Thank you once again for contacting me about this issue.
Yours sincerely,
Karin Smyth MP
Labour MP for Bristol South’
I very much support her comments about making the NHS so good that no-one would want to go private and the incompatibility between private enterprise and the aims of the NHS. I also fully support Labour’s proposal to increase the training of NHS nurses and midwives, paid for by ending the non-dom tax status. If that goes through, that will really hurt the proprietor of the Heil, who has inherited it from his wretched father but unlike him shows no sign of living in France.
However, I do not trust Keir Starmer and MPs like Wes Streeting to honour it. I hope I will be proved wrong. In the meantime, there is no chance of reversing privatisation with the Tories in power.
Get them out!
My Emails to My Local Labour Party Asking Them If They Want Copies of My Books Against NHS Privatisation
February 7, 2023I’m still trying to get people interested in my books attacking the privatisation of the NHS. A few days ago I sent this email to my local Labour party, Bristol South, asking if they would be interested in receiving copies of them.
‘Dear ,
Thank you for the email notifying me of February’s meeting next week. I am contacting you because, like so many other people, I am greatly concerned about the state of the health service and the threat of privatisation. This process has been going on for forty years since Margaret Thatcher, and in my opinion is responsible for the much of the dreadful state it’s now in. A few years ago I wrote a couple of self-published pieces of literature against it. One is a ten-page pamphlet and the other is a small book. I would very much like to know if the party would like to receive copies, which they could use for reference and for helping others to understand this threat.
Here is a description of the books.
‘Don’t Let Cameron Privatise the NHS, David Sivier, A5, 10pp.
This is a brief critique of successive government’s gradual privatisation of the NHS, beginning with Margaret Thatcher. Tony Blair’s New Labour were determined to turn as much healthcare as possible over to private companies, on the advice of the consultants McKinsey and the American insurance companies. The Conservatives under David Cameron have continued and extended Blair’s privatisation, so that there is a real danger that the NHS, and the free, universal service it has provided for sixty-five years, will be destroyed. If the NHS is to be saved, we must act soon.’

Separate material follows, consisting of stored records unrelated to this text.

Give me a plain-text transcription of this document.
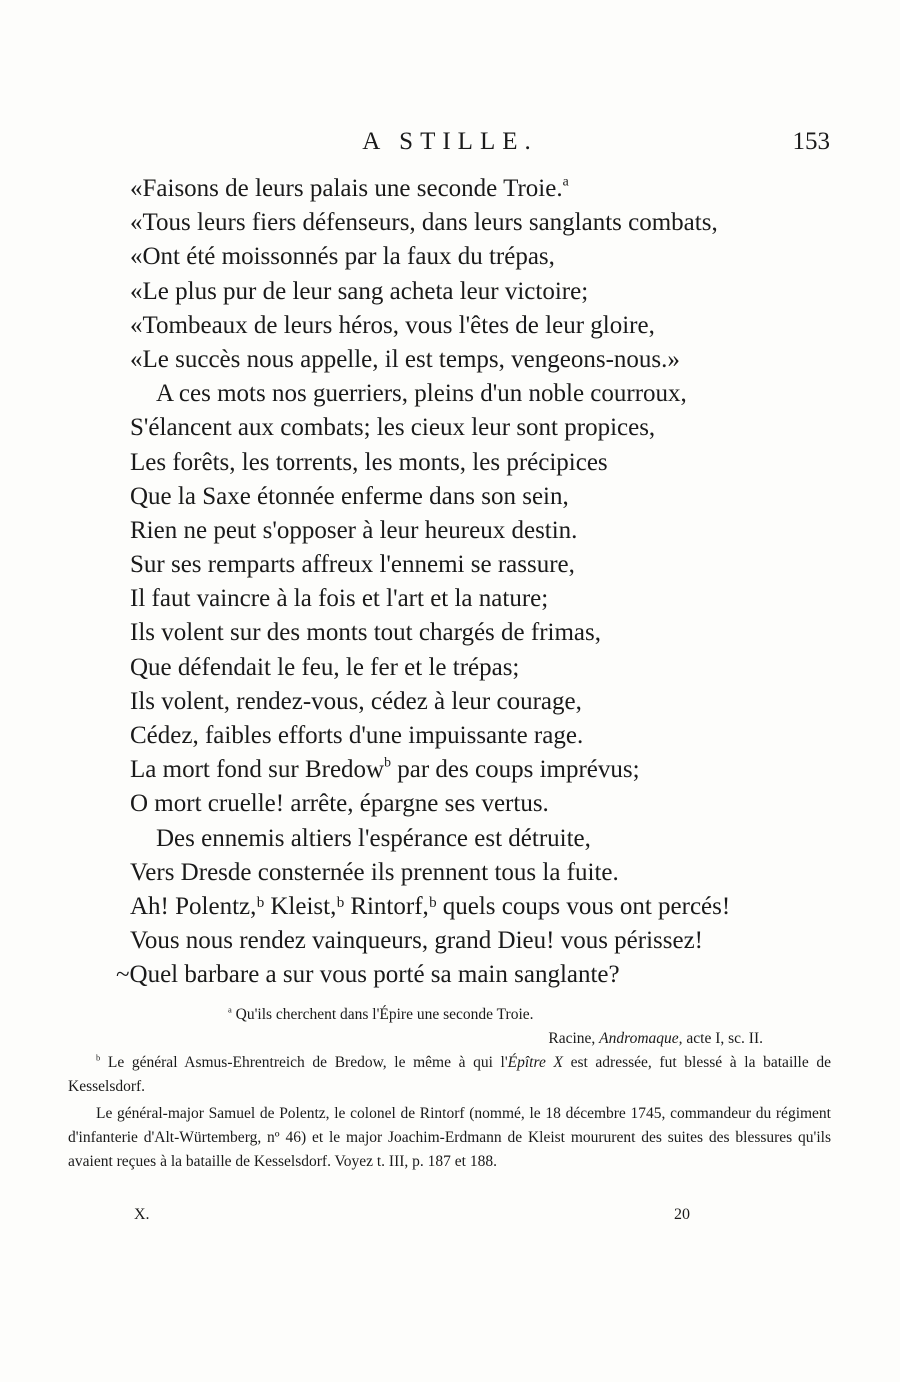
A STILLE.	153
«Faisons de leurs palais une seconde Troie.$^a$
«Tous leurs fiers défenseurs, dans leurs sanglants combats,
«Ont été moissonnés par la faux du trépas,
«Le plus pur de leur sang acheta leur victoire;
«Tombeaux de leurs héros, vous l'êtes de leur gloire,
«Le succès nous appelle, il est temps, vengeons-nous.»
A ces mots nos guerriers, pleins d'un noble courroux,
S'élancent aux combats; les cieux leur sont propices,
Les forêts, les torrents, les monts, les précipices
Que la Saxe étonnée enferme dans son sein,
Rien ne peut s'opposer à leur heureux destin.
Sur ses remparts affreux l'ennemi se rassure,
Il faut vaincre à la fois et l'art et la nature;
Ils volent sur des monts tout chargés de frimas,
Que défendait le feu, le fer et le trépas;
Ils volent, rendez-vous, cédez à leur courage,
Cédez, faibles efforts d'une impuissante rage.
La mort fond sur Bredow$^b$ par des coups imprévus;
O mort cruelle! arrête, épargne ses vertus.
Des ennemis altiers l'espérance est détruite,
Vers Dresde consternée ils prennent tous la fuite.
Ah! Polentz,ᵇ Kleist,ᵇ Rintorf,ᵇ quels coups vous ont percés!
Vous nous rendez vainqueurs, grand Dieu! vous périssez!
~Quel barbare a sur vous porté sa main sanglante?
$^a$ Qu'ils cherchent dans l'Épire une seconde Troie.
Racine, Andromaque, acte I, sc. II.
$^b$ Le général Asmus-Ehrentreich de Bredow, le même à qui l'Épître X est adressée, fut blessé à la bataille de Kesselsdorf.
Le général-major Samuel de Polentz, le colonel de Rintorf (nommé, le 18 décembre 1745, commandeur du régiment d'infanterie d'Alt-Würtemberg, nº 46) et le major Joachim-Erdmann de Kleist moururent des suites des blessures qu'ils avaient reçues à la bataille de Kesselsdorf. Voyez t. III, p. 187 et 188.
X.	20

Privatisation: Killing the NHS, by David Sivier, A5, 34 pp. This is a longer pamphlet against the privatisation of the NHS. It traces the gradual privatisation of the Health Service back to Margaret Thatcher in the 1980s, John Major’s Private Finance Initiative in the 1990s, the Blair and Brown ‘New Labour’ governments, and finally David Cameron and the Conservatives. There is a real, imminent danger that the NHS will be broken up and privatised, as envisioned by Andrew Lansley’s, the author of the Tories’ Health and Social Care Act of 2012. This would return us to the conditions of poor and expensive healthcare that existed before the foundation of the NHS by the Clement Atlee’s Labour government in 1948. Already the Tories have passed legislation permitting ‘healthcare providers’ – which include private companies – to charge for NHS services.
The book is fully referenced, with a list of books for further reading, and organisations campaigning to preserve the NHS and its mission to provide universal, free healthcare.’
Yours with best wishes,
David Sivier’
I haven’t received a reply so far. I’ll let you all know if I get one.